Because of privacy issues, manager Mike Scioscia could not offer additional details about Williams’ condition but said, “We’re going to get direction from the medical department. He’s got a lot of tests that are pending, and we’ll move forward from there.”
Right-hander Garrett Richards was likely headed back to Triple-A Salt Lake, but now he’ll remain with the team and could get two or three more stars while Williams is on the DL. Richards, who was beaten out for the No. 5 spot in the rotation by Williams last spring, has been impressive, going 2-0 in three starts with a 0.86 ERA as a fill-in for Weaver.
Scioscia said Richards will start Sunday against the Dodgers. Dan Haren will pitch Friday night and Ervin Santana on Saturday.
Williams, 30, said he suffers from asthma but hasn’t had an attack since he was about 4 or 5 years old. He uses an inhaler, which opens air passages if someone is having trouble breathing, but only in places where there’s high humidity or altitude, such as Colorado.
“That night it was 68 degrees and I was fine,” he said. “I didn’t think anything was going to happen.”
Williams concedes he might have been “amped up” facing the Giants, who drafted him in 1999, but insisted he felt fine during the game.

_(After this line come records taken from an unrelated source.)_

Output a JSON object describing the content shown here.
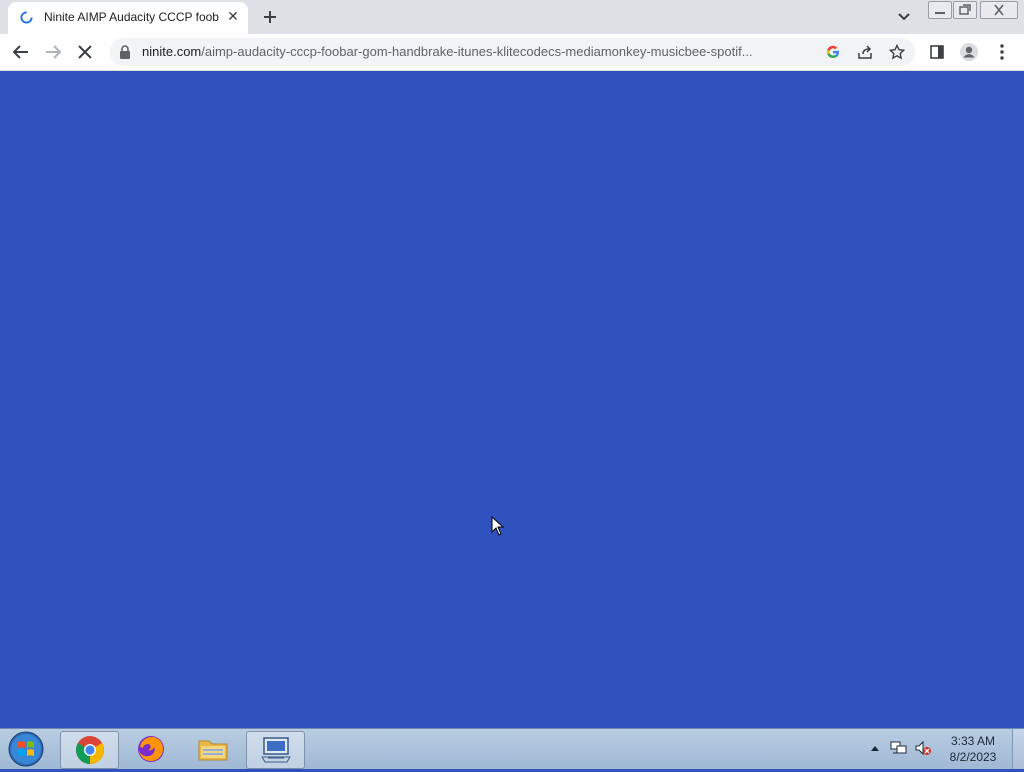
{
  "browser": {
    "tab": {
      "title": "Ninite AIMP Audacity CCCP foob",
      "icon": "loading-spinner-icon",
      "close_icon": "close-icon"
    },
    "new_tab_icon": "plus-icon",
    "tab_search_icon": "chevron-down-icon",
    "window_controls": {
      "minimize": "minimize-icon",
      "restore": "restore-icon",
      "close": "close-icon"
    },
    "toolbar": {
      "back_icon": "back-arrow-icon",
      "forward_icon": "forward-arrow-icon",
      "stop_icon": "stop-icon",
      "url_host": "ninite.com",
      "url_path": "/aimp-audacity-cccp-foobar-gom-handbrake-itunes-klitecodecs-mediamonkey-musicbee-spotif...",
      "lock_icon": "lock-icon",
      "google_icon": "google-icon",
      "share_icon": "share-icon",
      "bookmark_icon": "star-icon",
      "sidepanel_icon": "side-panel-icon",
      "profile_icon": "profile-icon",
      "menu_icon": "more-vert-icon"
    }
  },
  "page": {
    "background_color": "#3052bf"
  },
  "taskbar": {
    "start_icon": "windows-start-icon",
    "apps": [
      {
        "name": "chrome",
        "icon": "chrome-icon",
        "active": true
      },
      {
        "name": "firefox",
        "icon": "firefox-icon",
        "active": false
      },
      {
        "name": "explorer",
        "icon": "folder-icon",
        "active": false
      },
      {
        "name": "remote",
        "icon": "computer-icon",
        "active": false
      }
    ],
    "tray": {
      "arrow_icon": "caret-up-icon",
      "network_icon": "network-icon",
      "volume_icon": "volume-muted-icon"
    },
    "clock": {
      "time": "3:33 AM",
      "date": "8/2/2023"
    }
  }
}
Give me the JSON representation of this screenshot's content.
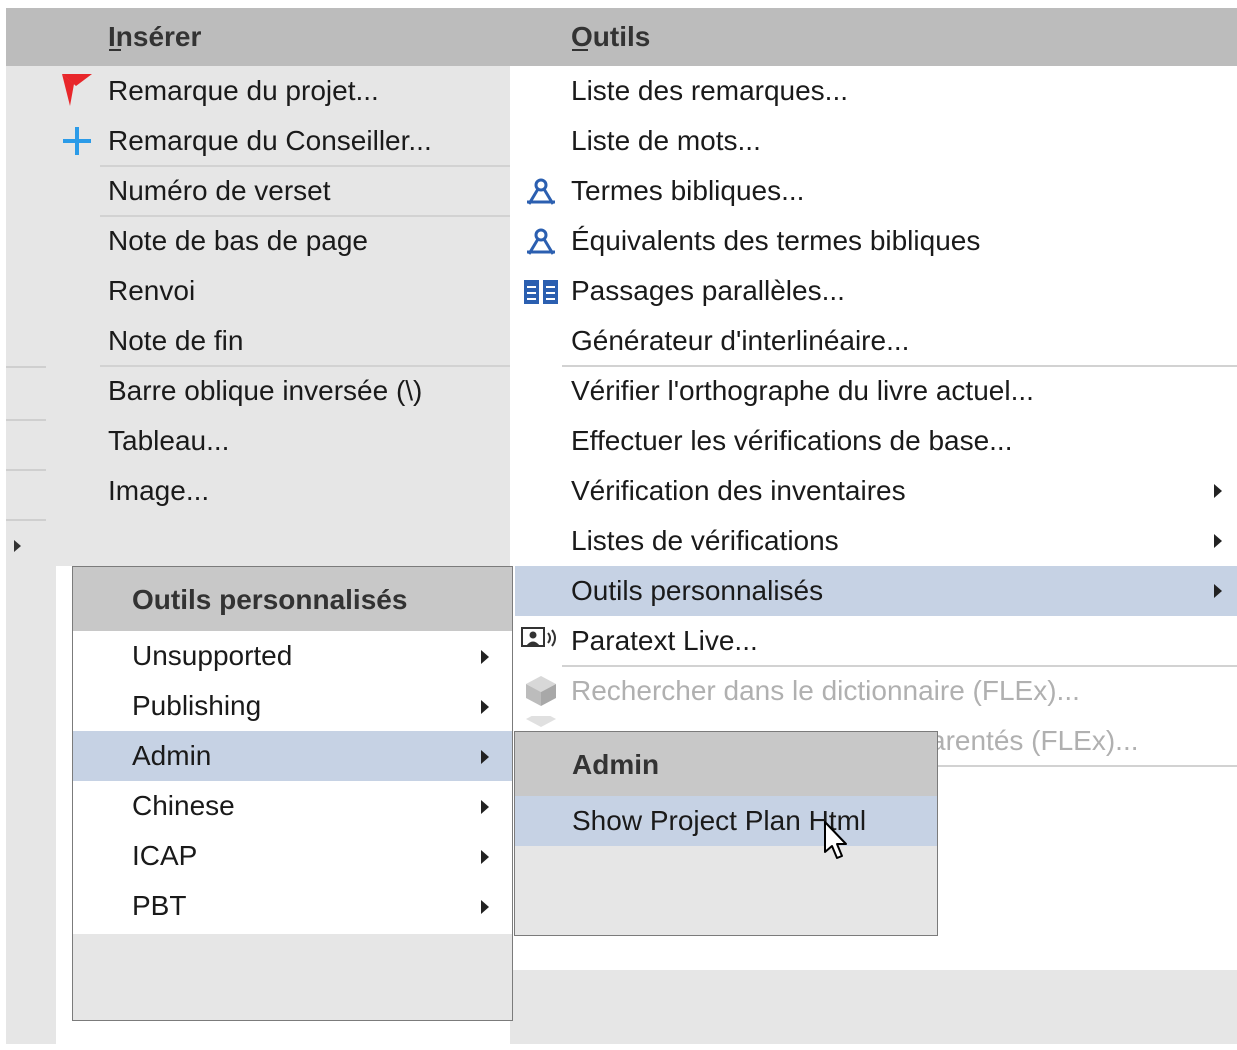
{
  "colors": {
    "menubar_bg": "#bcbcbc",
    "panel_gray": "#e6e6e6",
    "highlight": "#c6d2e4",
    "flag_red": "#e8262a",
    "plus_blue": "#2b9be8",
    "icon_blue": "#2b5fb0",
    "disabled_text": "#b0b0b0"
  },
  "menubar": {
    "insert_label": "Insérer",
    "tools_label": "Outils"
  },
  "insert_menu": {
    "items": [
      {
        "label": "Remarque du projet...",
        "icon": "red-flag-icon"
      },
      {
        "label": "Remarque du Conseiller...",
        "icon": "blue-plus-icon"
      },
      {
        "label": "Numéro de verset"
      },
      {
        "label": "Note de bas de page"
      },
      {
        "label": "Renvoi"
      },
      {
        "label": "Note de fin"
      },
      {
        "label": "Barre oblique inversée (\\)"
      },
      {
        "label": "Tableau..."
      },
      {
        "label": "Image..."
      }
    ]
  },
  "tools_menu": {
    "items": [
      {
        "label": "Liste des remarques..."
      },
      {
        "label": "Liste de mots..."
      },
      {
        "label": "Termes bibliques...",
        "icon": "biblical-terms-icon"
      },
      {
        "label": "Équivalents des termes bibliques",
        "icon": "biblical-terms-icon"
      },
      {
        "label": "Passages parallèles...",
        "icon": "parallel-passages-icon"
      },
      {
        "label": "Générateur d'interlinéaire..."
      },
      {
        "label": "Vérifier l'orthographe du livre actuel..."
      },
      {
        "label": "Effectuer les vérifications de base..."
      },
      {
        "label": "Vérification des inventaires",
        "submenu": true
      },
      {
        "label": "Listes de vérifications",
        "submenu": true
      },
      {
        "label": "Outils personnalisés",
        "submenu": true,
        "highlighted": true
      },
      {
        "label": "Paratext Live...",
        "icon": "paratext-live-icon"
      },
      {
        "label": "Rechercher dans le dictionnaire (FLEx)...",
        "icon": "flex-cube-icon",
        "disabled": true
      },
      {
        "label": "arentés (FLEx)...",
        "disabled": true
      }
    ]
  },
  "custom_tools_menu": {
    "title": "Outils personnalisés",
    "items": [
      {
        "label": "Unsupported",
        "submenu": true
      },
      {
        "label": "Publishing",
        "submenu": true
      },
      {
        "label": "Admin",
        "submenu": true,
        "highlighted": true
      },
      {
        "label": "Chinese",
        "submenu": true
      },
      {
        "label": "ICAP",
        "submenu": true
      },
      {
        "label": "PBT",
        "submenu": true
      }
    ]
  },
  "admin_menu": {
    "title": "Admin",
    "items": [
      {
        "label": "Show Project Plan Html",
        "highlighted": true
      }
    ]
  }
}
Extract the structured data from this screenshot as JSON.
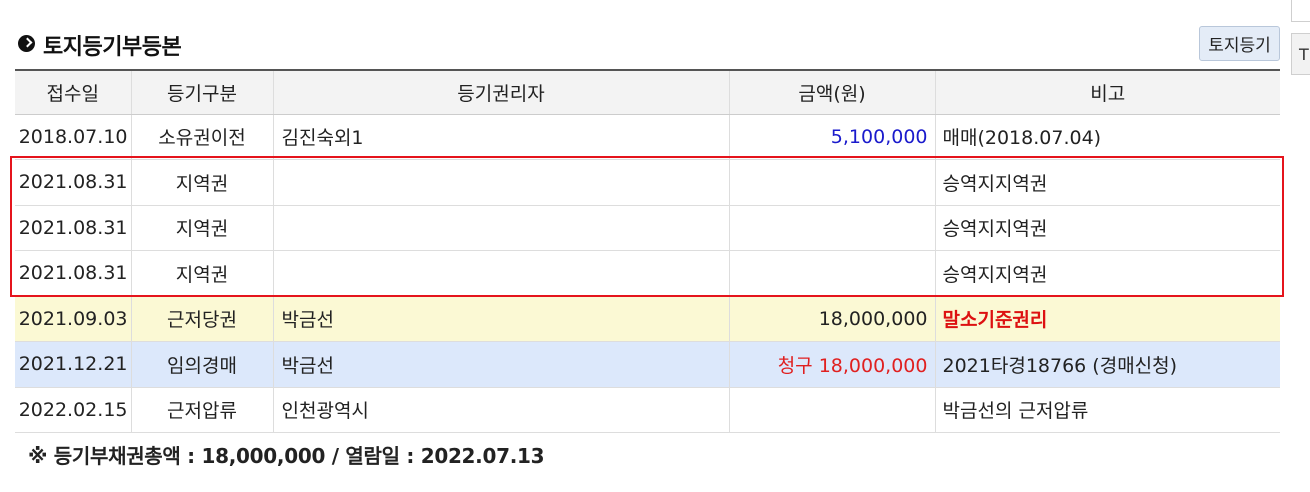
{
  "section": {
    "title": "토지등기부등본",
    "button_label": "토지등기"
  },
  "edge": {
    "letter": "T"
  },
  "table": {
    "headers": [
      "접수일",
      "등기구분",
      "등기권리자",
      "금액(원)",
      "비고"
    ],
    "rows": [
      {
        "date": "2018.07.10",
        "type": "소유권이전",
        "holder": "김진숙외1",
        "amount": "5,100,000",
        "note": "매매(2018.07.04)"
      },
      {
        "date": "2021.08.31",
        "type": "지역권",
        "holder": "",
        "amount": "",
        "note": "승역지지역권"
      },
      {
        "date": "2021.08.31",
        "type": "지역권",
        "holder": "",
        "amount": "",
        "note": "승역지지역권"
      },
      {
        "date": "2021.08.31",
        "type": "지역권",
        "holder": "",
        "amount": "",
        "note": "승역지지역권"
      },
      {
        "date": "2021.09.03",
        "type": "근저당권",
        "holder": "박금선",
        "amount": "18,000,000",
        "note": "말소기준권리"
      },
      {
        "date": "2021.12.21",
        "type": "임의경매",
        "holder": "박금선",
        "amount": "청구 18,000,000",
        "note": "2021타경18766 (경매신청)"
      },
      {
        "date": "2022.02.15",
        "type": "근저압류",
        "holder": "인천광역시",
        "amount": "",
        "note": "박금선의 근저압류"
      }
    ]
  },
  "footer": {
    "text": "※ 등기부채권총액 : 18,000,000 / 열람일 : 2022.07.13"
  },
  "colors": {
    "highlight_border": "#e5141c",
    "baseline_row_bg": "#fbf9d4",
    "auction_row_bg": "#dce8fb",
    "amount_blue": "#1a1acc",
    "amount_red": "#e02020",
    "note_red": "#dd1111"
  },
  "icons": {
    "title_bullet": "circle-arrow-right-icon"
  }
}
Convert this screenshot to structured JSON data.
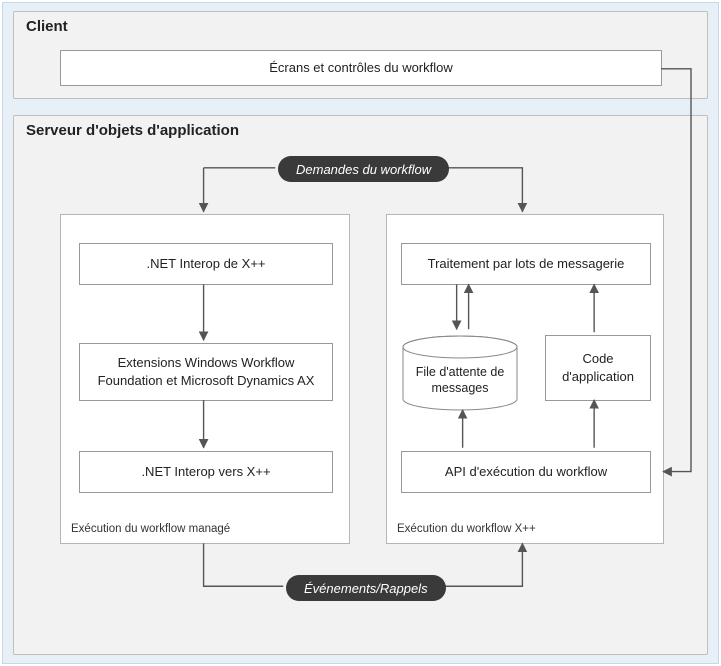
{
  "client": {
    "title": "Client",
    "screens": "Écrans et contrôles du workflow"
  },
  "server": {
    "title": "Serveur d'objets d'application"
  },
  "managed": {
    "label": "Exécution du workflow managé",
    "net_interop_de": ".NET Interop de X++",
    "extensions": "Extensions Windows Workflow Foundation et Microsoft Dynamics AX",
    "net_interop_vers": ".NET Interop vers X++"
  },
  "xpp": {
    "label": "Exécution du workflow X++",
    "batch": "Traitement par lots de messagerie",
    "queue": "File d'attente de messages",
    "appcode": "Code d'application",
    "runtime_api": "API d'exécution du workflow"
  },
  "pills": {
    "requests": "Demandes du workflow",
    "events": "Événements/Rappels"
  }
}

After he was removed in the fourth inning and returned to the clubhouse, he struggled to breathe.
“I just passed out,” he said. “I felt dizzy and passed out. It was scary.”
Williams said he can play catch but was told to refrain from activities such as running. How soon he comes back remains unknown until he gets more information and a more complete diagnosis.
He hopes to return, he said “when the doctors say I’m ready. I can tell them I’m ready, but they know when I’m ready. When they say I’m all right, I’m all right.”